Ainsi donc, le régime de l'autocrate Ben Ali est tombé. Ceci amène plusieurs remarques.
1/ Tout d'abord, je reste admiratif (hum!) du Monde qui écrit, ce week-end, que c'était largement prévisible car cela faisait des années que les Tunisiens ne supportaient pas la répression, etc. J'observe que des régimes autoritaires (Iran, Corée du Nord, Birmanie, Chine, pour citer quelques exemples fort différents) réussissent à se maintenir. Je veux bien croire que "dans la durée", ils tomberont. Mais "à long terme, nous serons tous morts" (Keynes) et surtout, on a du mal à déterminer le moment de la bascule. Prenons un autre exemple : les révolutions démocratiques en Europe de l'est n'ont pu se dérouler que parce que la domination soviétique s'était estompée.... Bref, cette prévisibilité est facile, après coup.

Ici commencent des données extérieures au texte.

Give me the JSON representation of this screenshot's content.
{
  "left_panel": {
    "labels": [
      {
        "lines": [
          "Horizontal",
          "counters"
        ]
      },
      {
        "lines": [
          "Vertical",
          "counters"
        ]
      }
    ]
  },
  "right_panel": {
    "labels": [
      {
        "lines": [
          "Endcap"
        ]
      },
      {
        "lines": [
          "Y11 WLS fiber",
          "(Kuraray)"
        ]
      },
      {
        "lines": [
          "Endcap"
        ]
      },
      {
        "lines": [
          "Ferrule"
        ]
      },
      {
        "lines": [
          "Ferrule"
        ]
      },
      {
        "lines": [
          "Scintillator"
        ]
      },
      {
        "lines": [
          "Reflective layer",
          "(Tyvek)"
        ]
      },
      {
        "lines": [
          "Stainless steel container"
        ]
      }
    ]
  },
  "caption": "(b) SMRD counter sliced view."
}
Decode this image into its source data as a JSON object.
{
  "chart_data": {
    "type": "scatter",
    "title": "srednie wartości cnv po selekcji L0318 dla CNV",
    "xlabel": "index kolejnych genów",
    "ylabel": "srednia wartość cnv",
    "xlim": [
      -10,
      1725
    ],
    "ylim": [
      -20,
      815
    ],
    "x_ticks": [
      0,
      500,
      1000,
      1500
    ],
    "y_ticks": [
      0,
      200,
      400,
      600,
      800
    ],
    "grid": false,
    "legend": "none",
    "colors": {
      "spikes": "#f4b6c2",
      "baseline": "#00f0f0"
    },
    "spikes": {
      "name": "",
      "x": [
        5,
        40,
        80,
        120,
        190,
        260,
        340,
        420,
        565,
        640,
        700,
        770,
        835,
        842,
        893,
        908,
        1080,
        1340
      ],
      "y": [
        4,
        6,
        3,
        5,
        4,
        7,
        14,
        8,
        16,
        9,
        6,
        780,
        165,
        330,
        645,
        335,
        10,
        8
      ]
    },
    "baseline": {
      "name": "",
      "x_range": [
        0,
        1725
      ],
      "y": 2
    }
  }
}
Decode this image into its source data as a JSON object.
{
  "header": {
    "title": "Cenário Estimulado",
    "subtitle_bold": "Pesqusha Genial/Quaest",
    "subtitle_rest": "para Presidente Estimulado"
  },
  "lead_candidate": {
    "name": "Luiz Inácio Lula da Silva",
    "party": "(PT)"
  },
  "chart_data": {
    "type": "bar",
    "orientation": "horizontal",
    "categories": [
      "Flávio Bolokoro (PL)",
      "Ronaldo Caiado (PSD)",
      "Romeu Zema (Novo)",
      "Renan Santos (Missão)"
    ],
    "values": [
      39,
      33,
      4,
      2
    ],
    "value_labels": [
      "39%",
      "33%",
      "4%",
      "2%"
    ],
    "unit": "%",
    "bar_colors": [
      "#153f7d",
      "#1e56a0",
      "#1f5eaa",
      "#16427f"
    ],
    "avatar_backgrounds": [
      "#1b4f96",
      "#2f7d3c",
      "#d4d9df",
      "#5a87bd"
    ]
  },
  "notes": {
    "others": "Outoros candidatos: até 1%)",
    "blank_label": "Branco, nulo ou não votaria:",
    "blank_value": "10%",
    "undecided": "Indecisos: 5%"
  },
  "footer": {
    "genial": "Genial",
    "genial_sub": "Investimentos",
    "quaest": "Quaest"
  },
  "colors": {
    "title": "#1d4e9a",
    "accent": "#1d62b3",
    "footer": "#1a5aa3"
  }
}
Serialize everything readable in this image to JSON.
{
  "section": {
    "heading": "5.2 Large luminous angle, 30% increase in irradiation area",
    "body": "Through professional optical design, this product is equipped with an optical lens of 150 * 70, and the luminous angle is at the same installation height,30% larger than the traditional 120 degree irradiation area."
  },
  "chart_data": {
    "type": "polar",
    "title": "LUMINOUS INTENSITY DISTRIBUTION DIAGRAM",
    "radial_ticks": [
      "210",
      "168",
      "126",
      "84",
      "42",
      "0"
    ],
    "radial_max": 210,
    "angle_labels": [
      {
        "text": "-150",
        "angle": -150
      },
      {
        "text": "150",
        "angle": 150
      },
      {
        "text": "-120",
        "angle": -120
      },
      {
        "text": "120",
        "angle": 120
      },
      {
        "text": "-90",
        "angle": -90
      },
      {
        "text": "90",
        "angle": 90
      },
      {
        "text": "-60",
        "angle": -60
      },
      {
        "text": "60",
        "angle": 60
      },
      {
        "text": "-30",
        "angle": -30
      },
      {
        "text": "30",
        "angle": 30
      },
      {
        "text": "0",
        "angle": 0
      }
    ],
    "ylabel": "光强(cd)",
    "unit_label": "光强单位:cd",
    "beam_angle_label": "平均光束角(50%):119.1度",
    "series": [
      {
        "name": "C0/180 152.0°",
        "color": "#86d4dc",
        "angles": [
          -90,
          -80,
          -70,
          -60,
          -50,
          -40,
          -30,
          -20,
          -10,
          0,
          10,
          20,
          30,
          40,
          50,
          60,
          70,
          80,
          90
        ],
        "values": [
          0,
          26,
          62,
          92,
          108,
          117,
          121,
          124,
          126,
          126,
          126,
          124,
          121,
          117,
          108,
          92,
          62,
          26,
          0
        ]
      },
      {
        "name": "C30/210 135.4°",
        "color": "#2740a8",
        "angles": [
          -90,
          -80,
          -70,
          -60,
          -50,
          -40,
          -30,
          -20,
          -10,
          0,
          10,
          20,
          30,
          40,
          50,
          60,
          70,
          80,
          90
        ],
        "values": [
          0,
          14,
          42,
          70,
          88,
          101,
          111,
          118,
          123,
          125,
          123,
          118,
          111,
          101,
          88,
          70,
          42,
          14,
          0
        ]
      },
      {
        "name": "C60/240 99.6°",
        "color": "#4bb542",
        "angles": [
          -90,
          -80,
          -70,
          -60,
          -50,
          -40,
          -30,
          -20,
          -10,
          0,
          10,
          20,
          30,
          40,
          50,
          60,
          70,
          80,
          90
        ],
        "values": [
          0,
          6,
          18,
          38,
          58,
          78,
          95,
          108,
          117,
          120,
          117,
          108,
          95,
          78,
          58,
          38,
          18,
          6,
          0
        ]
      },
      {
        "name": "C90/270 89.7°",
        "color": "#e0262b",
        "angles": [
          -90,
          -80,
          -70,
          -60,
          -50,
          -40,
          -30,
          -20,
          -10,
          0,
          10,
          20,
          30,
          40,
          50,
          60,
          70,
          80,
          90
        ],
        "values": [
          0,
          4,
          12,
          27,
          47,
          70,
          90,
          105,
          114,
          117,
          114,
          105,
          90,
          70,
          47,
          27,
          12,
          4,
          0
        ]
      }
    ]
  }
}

2/ Ceci me permet donc de préciser : s'il y avait des éléments objectifs favorisant cette révolution, son inéluctabilité n'était pas aussi assurée qu'il y paraît rétrospectivement. Ce constat recouvre une particularité épistémologique de la géopolitique : celle-ci a pu, jadis, être considérée comme déterministe. On a appris qu'il n'en était rien et que s'il y a des facteurs fonciers, leur combinaison est toujours aléatoire et contingente. Voici pour les commentateurs, si aisés à prédire le passé, surtout avec des trémolos moralistes.
3/ Allons toutefois au fond de l'affaire. Et d'abord, les facteurs les plus "déterministes", justement
4/ Le premier est la transition démographique incroyablement rapide qui s'est déroulée en Tunisie, mais aussi au Maghreb, et en fait dans tout le Proche et moyen Orient (Iran inclus) : les femmes ont désormais deux enfants en moyenne.
5/ Il s'ensuit une incroyable transition sociale : alors qu'avant, la fratrie était le moyen de cohésion familiale, les femmes désormais éduquées et travaillant hors du foyer imposent une profonde cassure anthropologique. Cette modernité sociale met à bas le système ancien. L'arrivée de familles plus ou moins nucléaires chamboulent la société.
6/ Ajoutez la transition économique. Je reviens d'un pays du Maghreb où je n'avais pas été depuis 25 ans : c'est absolument impressionnant. Bref, l'enrichissement général du pays impose des aspirations nouvelles, inadmissibles dans un ordre ancien. n enrichissant son pays, Ben Ali a creusé le piège dans lequel il es tombé. Souvenez-vous de mon parallèle chinois.
7/ Ajoutez à ça la transition médiatique, et le fait que toutes les antennes tunisiennes (et maghrébines, pour les pays anciennement sous domination française) regardent tous les jours les médias français (sans même parler d'Internet) .
8/ Bref, et pour reprendre une formule (citée par le Monde, comme quoi, ils disent aussi des choses bien), il y avait en Tunisie les démocrates, s'il n'y avait pas la démocratie.
9/ Regardons maintenant les facteurs contingents. Le système Ben Ali, c'est-à-dire cette kleptocratie organisation autour de la famille Trabelsi, qui a au fond claquemuré l'autocrate dans un aveuglement qui l'a finalement perdu.
10/ De même, le régime n'était pas "totalitaire", puisqu'il semble bien que l'armée a pu garder sa neutralité, au point d'apparaître dorénavant garante de la transition en cours, à l'opposé des forces policières : il est rare de voir un tel découplage du "monopole de la violence légitime", ce qui rend le cas tunisien si particulier. Unique, je dirais.
11/ de même, cette révolution politique reste encore hasardeuse, et rien ne dit que la transition sera aussi facile que cela, même si la partie démocratique paraît jouable.
12/ Enfin, je reste très prudent quant à la possible contagion au reste du proche et moyen orient. Si elle est plausible à terme (pour les raisons démographiques, économiques et culturelles que je viens de dire), cela prendra ailleurs du temps : je ne crois pas à un effet domino, du type de ce qui s'est passé en Europe orientale l'année 1990.
Réf : Tunisie, premier imprévu stratégique de 2011, commenté par JGP.